“Really?” I asked.
“Really, yes. I won’t have a chance again for–oh, never, maybe.”
“Then of course I’ll go ahead.” I stepped over the brook, out of sight. A moment later I heard a soft splashing of the water, and a voice called, “I’m only six now. Oh, it’s such fun–and so cold!”
I made no reply. In fancy I could see her white feet in the water, her face tipped up in the shadows, her eyes large with delight. How sweet she was, how desirable! I stood lost in a rosy reverie, when suddenly I felt her beside me, and turned to meet her smile.

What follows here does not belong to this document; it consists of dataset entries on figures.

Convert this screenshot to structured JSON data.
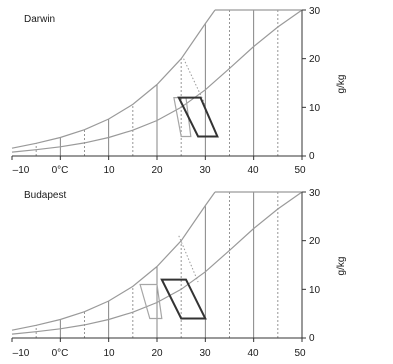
{
  "chart_data": [
    {
      "type": "line",
      "title": "Darwin",
      "xlabel": "",
      "ylabel": "g/kg",
      "xlim": [
        -10,
        50
      ],
      "ylim": [
        0,
        30
      ],
      "x_ticks": [
        -10,
        0,
        10,
        20,
        30,
        40,
        50
      ],
      "x_tick_labels": [
        "–10",
        "0°C",
        "10",
        "20",
        "30",
        "40",
        "50"
      ],
      "y_ticks": [
        0,
        10,
        20,
        30
      ],
      "y_tick_labels": [
        "0",
        "10",
        "20",
        "30"
      ],
      "curves": [
        {
          "x": [
            -10,
            -5,
            0,
            5,
            10,
            15,
            20,
            25,
            30,
            32
          ],
          "y": [
            1.6,
            2.6,
            3.8,
            5.4,
            7.6,
            10.6,
            14.7,
            20.0,
            27.2,
            30.0
          ]
        },
        {
          "x": [
            -10,
            -5,
            0,
            5,
            10,
            15,
            20,
            25,
            30,
            35,
            40,
            45,
            50
          ],
          "y": [
            0.8,
            1.3,
            1.9,
            2.7,
            3.8,
            5.3,
            7.3,
            10.0,
            13.6,
            18.0,
            22.5,
            26.5,
            30.0
          ]
        }
      ],
      "wet_bulb_lines": [
        {
          "x": [
            25.5,
            30
          ],
          "y": [
            20,
            10.5
          ]
        }
      ],
      "comfort_zones": [
        {
          "name": "inner",
          "x": [
            23.5,
            25,
            27,
            26
          ],
          "y": [
            12,
            4,
            4,
            12
          ]
        },
        {
          "name": "outer",
          "x": [
            24.5,
            29,
            32.5,
            28.5
          ],
          "y": [
            12,
            12,
            4,
            4
          ]
        }
      ]
    },
    {
      "type": "line",
      "title": "Budapest",
      "xlabel": "",
      "ylabel": "g/kg",
      "xlim": [
        -10,
        50
      ],
      "ylim": [
        0,
        30
      ],
      "x_ticks": [
        -10,
        0,
        10,
        20,
        30,
        40,
        50
      ],
      "x_tick_labels": [
        "–10",
        "0°C",
        "10",
        "20",
        "30",
        "40",
        "50"
      ],
      "y_ticks": [
        0,
        10,
        20,
        30
      ],
      "y_tick_labels": [
        "0",
        "10",
        "20",
        "30"
      ],
      "curves": [
        {
          "x": [
            -10,
            -5,
            0,
            5,
            10,
            15,
            20,
            25,
            30,
            32
          ],
          "y": [
            1.6,
            2.6,
            3.8,
            5.4,
            7.6,
            10.6,
            14.7,
            20.0,
            27.2,
            30.0
          ]
        },
        {
          "x": [
            -10,
            -5,
            0,
            5,
            10,
            15,
            20,
            25,
            30,
            35,
            40,
            45,
            50
          ],
          "y": [
            0.8,
            1.3,
            1.9,
            2.7,
            3.8,
            5.3,
            7.3,
            10.0,
            13.6,
            18.0,
            22.5,
            26.5,
            30.0
          ]
        }
      ],
      "wet_bulb_lines": [
        {
          "x": [
            24.5,
            28.5
          ],
          "y": [
            21,
            11.5
          ]
        }
      ],
      "comfort_zones": [
        {
          "name": "inner",
          "x": [
            16.5,
            18.5,
            21,
            20
          ],
          "y": [
            11,
            4,
            4,
            11
          ]
        },
        {
          "name": "outer",
          "x": [
            21,
            26,
            30,
            25
          ],
          "y": [
            12,
            12,
            4,
            4
          ]
        }
      ]
    }
  ]
}
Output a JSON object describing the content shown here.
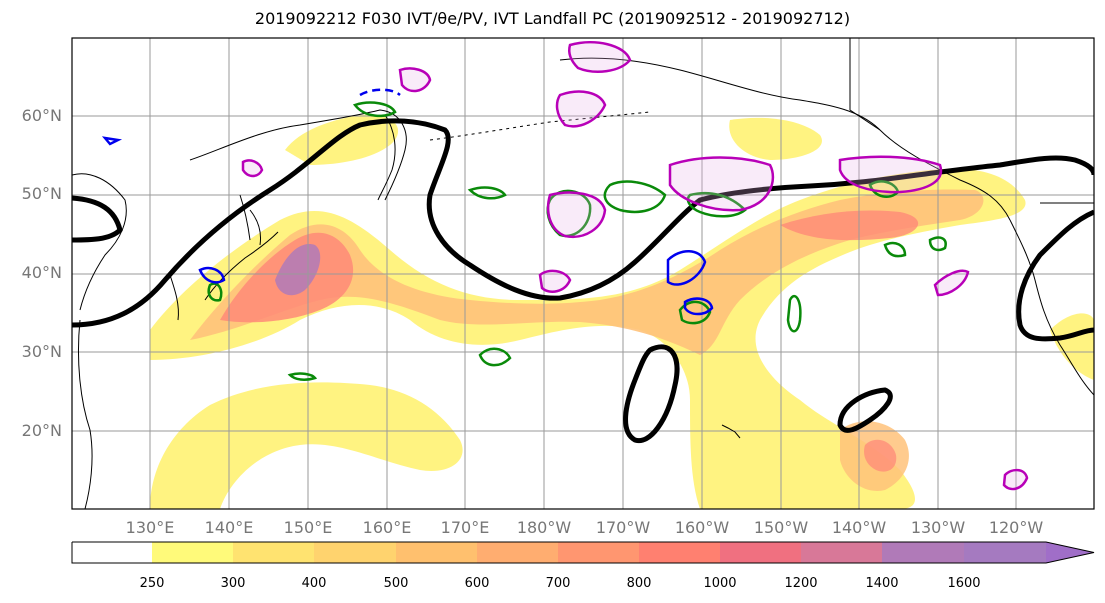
{
  "title": "2019092212 F030 IVT/θe/PV, IVT Landfall PC (2019092512 - 2019092712)",
  "lat_labels": [
    "60°N",
    "50°N",
    "40°N",
    "30°N",
    "20°N"
  ],
  "lon_labels": [
    "130°E",
    "140°E",
    "150°E",
    "160°E",
    "170°E",
    "180°W",
    "170°W",
    "160°W",
    "150°W",
    "140°W",
    "130°W",
    "120°W"
  ],
  "colorbar": {
    "ticks": [
      "250",
      "300",
      "400",
      "500",
      "600",
      "700",
      "800",
      "1000",
      "1200",
      "1400",
      "1600"
    ],
    "colors": [
      "#ffffff",
      "#fffa7a",
      "#ffe370",
      "#ffd36e",
      "#ffc06e",
      "#ffad70",
      "#ff9670",
      "#ff8070",
      "#f07080",
      "#d87898",
      "#b07ab8",
      "#a57ac0",
      "#a06ec8"
    ]
  },
  "colors": {
    "ivt_low": "#fff27a",
    "ivt_mid": "#ffc27a",
    "ivt_high": "#ff8a78",
    "ivt_core": "#b07ab8",
    "pv_contour": "#000000",
    "theta_e_green": "#0a8a0a",
    "pc_magenta": "#b800b8",
    "blue_contour": "#0000ee",
    "grid": "#9a9a9a",
    "coast": "#000000"
  }
}
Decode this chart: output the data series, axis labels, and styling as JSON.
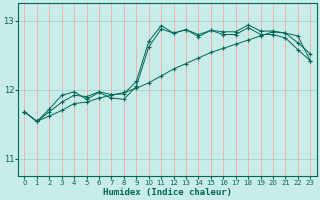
{
  "xlabel": "Humidex (Indice chaleur)",
  "bg_color": "#c8ece8",
  "grid_color": "#ff9999",
  "line_color": "#006655",
  "ylim": [
    10.75,
    13.25
  ],
  "xlim": [
    -0.5,
    23.5
  ],
  "yticks": [
    11,
    12,
    13
  ],
  "xticks": [
    0,
    1,
    2,
    3,
    4,
    5,
    6,
    7,
    8,
    9,
    10,
    11,
    12,
    13,
    14,
    15,
    16,
    17,
    18,
    19,
    20,
    21,
    22,
    23
  ],
  "line1_x": [
    0,
    1,
    2,
    3,
    4,
    5,
    6,
    7,
    8,
    9,
    10,
    11,
    12,
    13,
    14,
    15,
    16,
    17,
    18,
    19,
    20,
    21,
    22,
    23
  ],
  "line1_y": [
    11.68,
    11.54,
    11.72,
    11.92,
    11.97,
    11.86,
    11.96,
    11.88,
    11.86,
    12.05,
    12.62,
    12.88,
    12.82,
    12.87,
    12.8,
    12.86,
    12.84,
    12.84,
    12.94,
    12.85,
    12.85,
    12.82,
    12.68,
    12.52
  ],
  "line2_x": [
    0,
    1,
    2,
    3,
    4,
    5,
    6,
    7,
    8,
    9,
    10,
    11,
    12,
    13,
    14,
    15,
    16,
    17,
    18,
    19,
    20,
    21,
    22,
    23
  ],
  "line2_y": [
    11.68,
    11.54,
    11.68,
    11.82,
    11.92,
    11.9,
    11.97,
    11.93,
    11.94,
    12.12,
    12.7,
    12.93,
    12.82,
    12.87,
    12.77,
    12.86,
    12.8,
    12.8,
    12.9,
    12.8,
    12.8,
    12.75,
    12.58,
    12.42
  ],
  "line3_x": [
    0,
    1,
    2,
    3,
    4,
    5,
    6,
    7,
    8,
    9,
    10,
    11,
    12,
    13,
    14,
    15,
    16,
    17,
    18,
    19,
    20,
    21,
    22,
    23
  ],
  "line3_y": [
    11.68,
    11.54,
    11.62,
    11.7,
    11.8,
    11.82,
    11.88,
    11.92,
    11.96,
    12.02,
    12.1,
    12.2,
    12.3,
    12.38,
    12.46,
    12.54,
    12.6,
    12.66,
    12.72,
    12.78,
    12.84,
    12.82,
    12.78,
    12.42
  ]
}
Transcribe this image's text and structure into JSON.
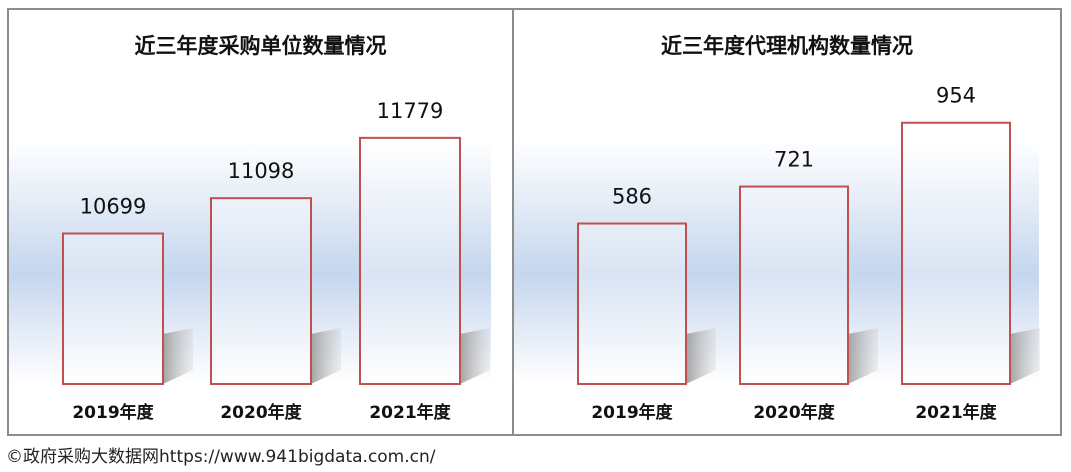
{
  "chart_data": [
    {
      "type": "bar",
      "title": "近三年度采购单位数量情况",
      "categories": [
        "2019年度",
        "2020年度",
        "2021年度"
      ],
      "values": [
        10699,
        11098,
        11779
      ],
      "ylim": [
        9000,
        12500
      ],
      "grid": false,
      "legend": "none",
      "bar_fill": "#ffffff",
      "bar_stroke": "#c0504d"
    },
    {
      "type": "bar",
      "title": "近三年度代理机构数量情况",
      "categories": [
        "2019年度",
        "2020年度",
        "2021年度"
      ],
      "values": [
        586,
        721,
        954
      ],
      "ylim": [
        0,
        1132
      ],
      "grid": false,
      "legend": "none",
      "bar_fill": "#ffffff",
      "bar_stroke": "#c0504d"
    }
  ],
  "footer": "©政府采购大数据网https://www.941bigdata.com.cn/",
  "colors": {
    "band": "#c5d6ee",
    "border": "#8c8c8c",
    "bar_stroke": "#c0504d"
  }
}
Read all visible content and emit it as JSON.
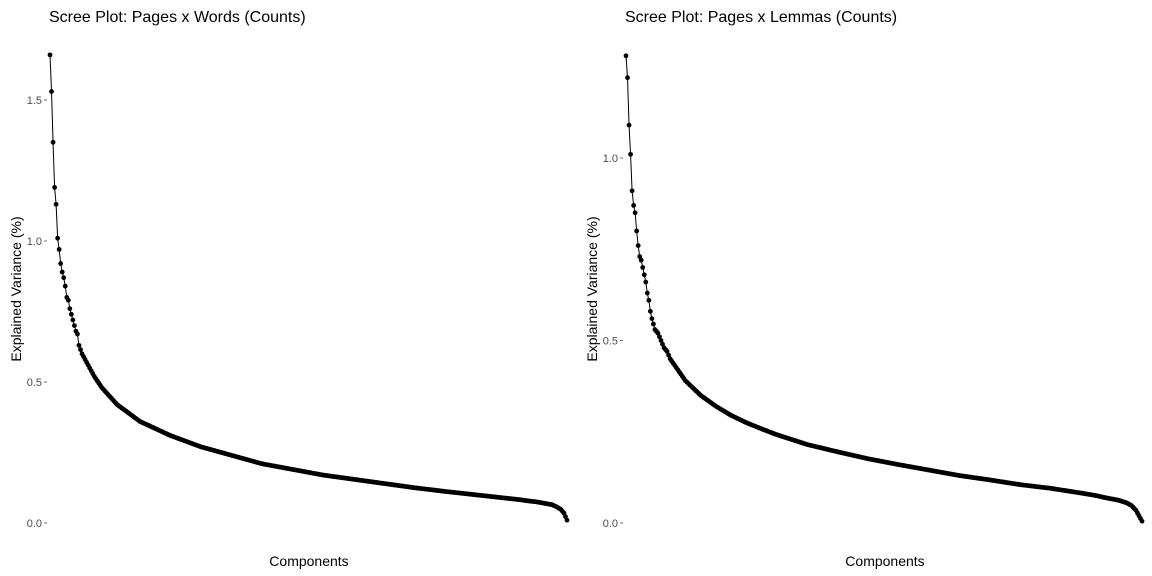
{
  "chart_data": [
    {
      "type": "line",
      "title": "Scree Plot: Pages x Words (Counts)",
      "xlabel": "Components",
      "ylabel": "Explained Variance (%)",
      "yticks": [
        0.0,
        0.5,
        1.0,
        1.5
      ],
      "ytick_labels": [
        "0.0",
        "0.5",
        "1.0",
        "1.5"
      ],
      "ylim": [
        0,
        1.68
      ],
      "xlim": [
        1,
        340
      ],
      "grid": false,
      "legend": "none",
      "color": "#000000",
      "series": [
        {
          "x": [
            1,
            2,
            3,
            4,
            5,
            6,
            7,
            8,
            9,
            10,
            11,
            12,
            13,
            14,
            15,
            16,
            17,
            18,
            19,
            20,
            22,
            24,
            26,
            28,
            30,
            35,
            40,
            45,
            50,
            55,
            60,
            70,
            80,
            90,
            100,
            120,
            140,
            160,
            180,
            200,
            220,
            240,
            260,
            280,
            300,
            310,
            315,
            320,
            325,
            330,
            333,
            336,
            338,
            340
          ],
          "y": [
            1.66,
            1.53,
            1.35,
            1.19,
            1.13,
            1.01,
            0.97,
            0.92,
            0.89,
            0.87,
            0.84,
            0.8,
            0.79,
            0.76,
            0.74,
            0.72,
            0.7,
            0.68,
            0.67,
            0.63,
            0.6,
            0.58,
            0.56,
            0.54,
            0.52,
            0.48,
            0.45,
            0.42,
            0.4,
            0.38,
            0.36,
            0.335,
            0.31,
            0.29,
            0.27,
            0.24,
            0.21,
            0.19,
            0.17,
            0.155,
            0.14,
            0.125,
            0.112,
            0.1,
            0.088,
            0.082,
            0.078,
            0.075,
            0.07,
            0.065,
            0.058,
            0.048,
            0.035,
            0.01
          ]
        }
      ]
    },
    {
      "type": "line",
      "title": "Scree Plot: Pages x Lemmas (Counts)",
      "xlabel": "Components",
      "ylabel": "Explained Variance (%)",
      "yticks": [
        0.0,
        0.5,
        1.0
      ],
      "ytick_labels": [
        "0.0",
        "0.5",
        "1.0"
      ],
      "ylim": [
        0,
        1.28
      ],
      "xlim": [
        1,
        340
      ],
      "grid": false,
      "legend": "none",
      "color": "#000000",
      "series": [
        {
          "x": [
            1,
            2,
            3,
            4,
            5,
            6,
            7,
            8,
            9,
            10,
            11,
            12,
            13,
            14,
            15,
            16,
            17,
            18,
            20,
            22,
            24,
            26,
            28,
            30,
            35,
            40,
            45,
            50,
            55,
            60,
            70,
            80,
            90,
            100,
            120,
            140,
            160,
            180,
            200,
            220,
            240,
            260,
            280,
            300,
            310,
            315,
            320,
            325,
            330,
            333,
            336,
            338,
            340
          ],
          "y": [
            1.28,
            1.22,
            1.09,
            1.01,
            0.91,
            0.87,
            0.85,
            0.8,
            0.76,
            0.73,
            0.72,
            0.7,
            0.68,
            0.66,
            0.63,
            0.61,
            0.58,
            0.56,
            0.53,
            0.52,
            0.5,
            0.48,
            0.47,
            0.45,
            0.42,
            0.39,
            0.37,
            0.35,
            0.335,
            0.32,
            0.295,
            0.275,
            0.258,
            0.242,
            0.215,
            0.195,
            0.176,
            0.16,
            0.145,
            0.13,
            0.118,
            0.105,
            0.095,
            0.082,
            0.075,
            0.07,
            0.066,
            0.062,
            0.055,
            0.048,
            0.035,
            0.02,
            0.005
          ]
        }
      ]
    }
  ]
}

“How you like the brook,” I said.
“How I love it!” she exclaimed. “Don’t think me silly, but it really says secret things to me.”
“Such secrets as the stream told to Rossetti?” I asked.
She looked away. “I said secret things,” she answered.
We moved on, around the bend by the road where the little picture of far hills came into view, and back into the dusk of the thickest pines. At the second crossing of the brook, I took her hand to steady her over the slippery stones, and when we were across, the mood and memories of the place had their way with us, and our hands did not unclasp. We walked on so together to the spot where we first had met, and where first the thrush had sounded for us his elfin clarion. There we stopped and listened, but there was no sound save the whisper of the pines.
“The pines sound like soft midnight surf on the shore,” she whispered.